Pemanfaatan mikroorganisme pengurai bahan organik yang sesuai untuk kondisi
tanah tertentu dapat menjadi alternatif yang murah untuk meningkatkan efisiensi
pembusukan dan pemupukan bahan organik, dan kesuburan tanah.
Mikroorganisme perombak bahan organik merupakan aktivator biologis yang
tumbuhalami atau sengaja diberikan untuk mempercepat pengomposan dan
meningkatkan mutu kompos.
Jamur terdapat di setiap tempat terutama di darat dalam berbagai bentuk,
ukuran, dan warna. Pada umumnya mempunyai kemampuan yang lebih baik
dibanding bakteri dalam mengurai sisa-sisa tanaman (hemiselulosa, selulosa, dan
lignin). Perangkat mikroba yang mampu mendegradasi selulosa juga mampu
mendegradasi hemiselulosa Mikroorganisme di dalam tumpukan bahan organik
tidak dapat langsung memetabolisme partikel bahan organik tidak larut.
Mikroorganisme memproduksi dua sistem enzim ekstraselular; sistem hidrolitik,
yang menghasilkan hidrolase dan berfungsi untuk degradasi selulosa dan
hemiselulosa; dan sistem oksidatif, yang bersifat ligninolitik dan berfungsi
mendepolimerasi lignin.
Mikroorganisme memproduksi enzim ekstraseluler untuk depolimerisasi
senyawa berukuran besar menjadi kecil dan larut dalam udara (subtrat bagi
mikroba). Pada saat itu mikroba mentransfer substrat tersebut ke dalam sel
melalui membran sitoplasma untuk menyelesaikan proses dekomposisi bahan
organik. Sebagian invertebrata yang berperan dalam perombakan bahan organik
tanah,merupakan hewan (fauna) yang tidak mempunyai tulang belakang yang
seluruh atau sebagian siklus hidupnya berada dalam tanah. Hewan Pupuk Organik
dan Pupuk Hayati tersebut termasuk kelas Gastropoda, Oligochaeta, dan
Hexapoda (Insecta). Sebagian besar anggota subkelas Pterigota (bersayap) dari
kelas Insecta, hanya stadium telur dan larva yang hidup di dalam tanah, sedangkan
pada stadium dewasa berada di luar lingkungan tanah. Malah anggota dari
subkelas Apterigota (tidak bersayap) seluruh siklus hidupnya berada dalam tanah.

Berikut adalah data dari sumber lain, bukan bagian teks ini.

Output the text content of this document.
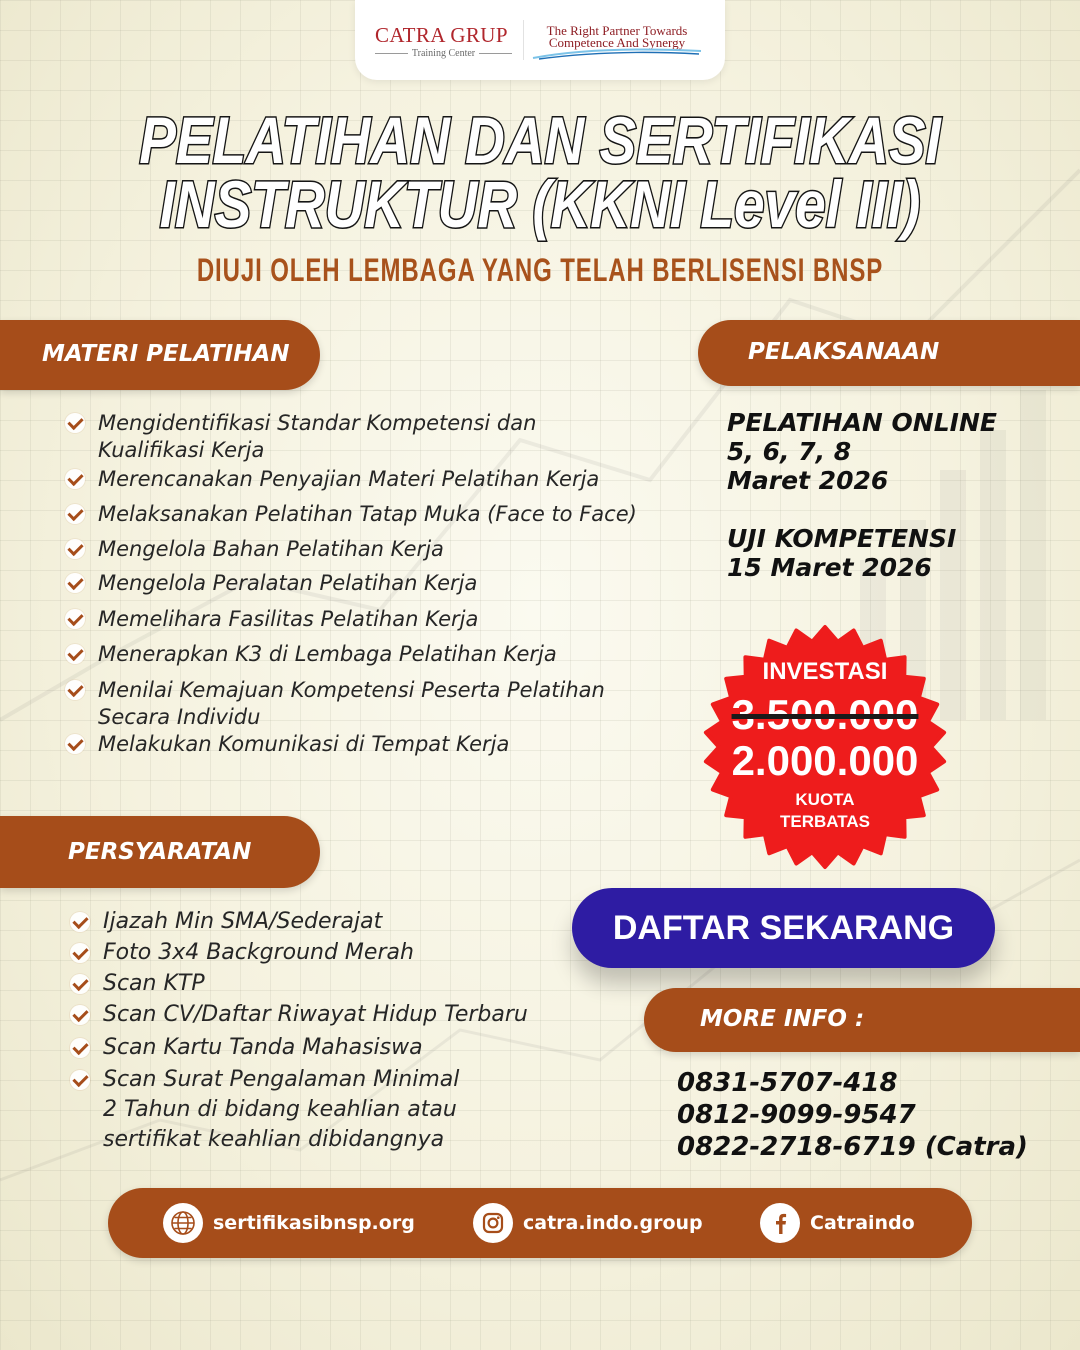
CATRA GRUP
Training Center
The Right Partner Towards
Competence And Synergy
PELATIHAN DAN SERTIFIKASI
INSTRUKTUR (KKNI Level III)
DIUJI OLEH LEMBAGA YANG TELAH BERLISENSI BNSP
MATERI PELATIHAN
Mengidentifikasi Standar Kompetensi dan
Kualifikasi Kerja
Merencanakan Penyajian Materi Pelatihan Kerja
Melaksanakan Pelatihan Tatap Muka (Face to Face)
Mengelola Bahan Pelatihan Kerja
Mengelola Peralatan Pelatihan Kerja
Memelihara Fasilitas Pelatihan Kerja
Menerapkan K3 di Lembaga Pelatihan Kerja
Menilai Kemajuan Kompetensi Peserta Pelatihan
Secara Individu
Melakukan Komunikasi di Tempat Kerja
PELAKSANAAN
PELATIHAN ONLINE
5, 6, 7, 8
Maret 2026
UJI KOMPETENSI
15 Maret 2026
INVESTASI
3.500.000
2.000.000
KUOTA
TERBATAS
PERSYARATAN
Ijazah Min SMA/Sederajat
Foto 3x4 Background Merah
Scan KTP
Scan CV/Daftar Riwayat Hidup Terbaru
Scan Kartu Tanda Mahasiswa
Scan Surat Pengalaman Minimal
2 Tahun di bidang keahlian atau
sertifikat keahlian dibidangnya
DAFTAR SEKARANG
MORE INFO :
0831-5707-418
0812-9099-9547
0822-2718-6719 (Catra)
sertifikasibnsp.org	catra.indo.group	Catraindo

Proses biologi untuk menguraikan bahan organik menjadi bahan humus oleh
mikroorganisme dikenal sebagai dekomposisi atau peng- omposan. Aktivitas
dasar mikroorganisme tanah sama seperti kehidupan lainnya, bertahan hidup
melalui acara. Mikroorganisme tanah meng- gunakan komponen residu tanaman
sebagai substrat untuk memperoleh energi yang dibentuk melalui oksidasi
senyawa organik, dengan produk utama yang dilepas kembali ke alam, dan
sumber karbon untuk sintesis sel baru.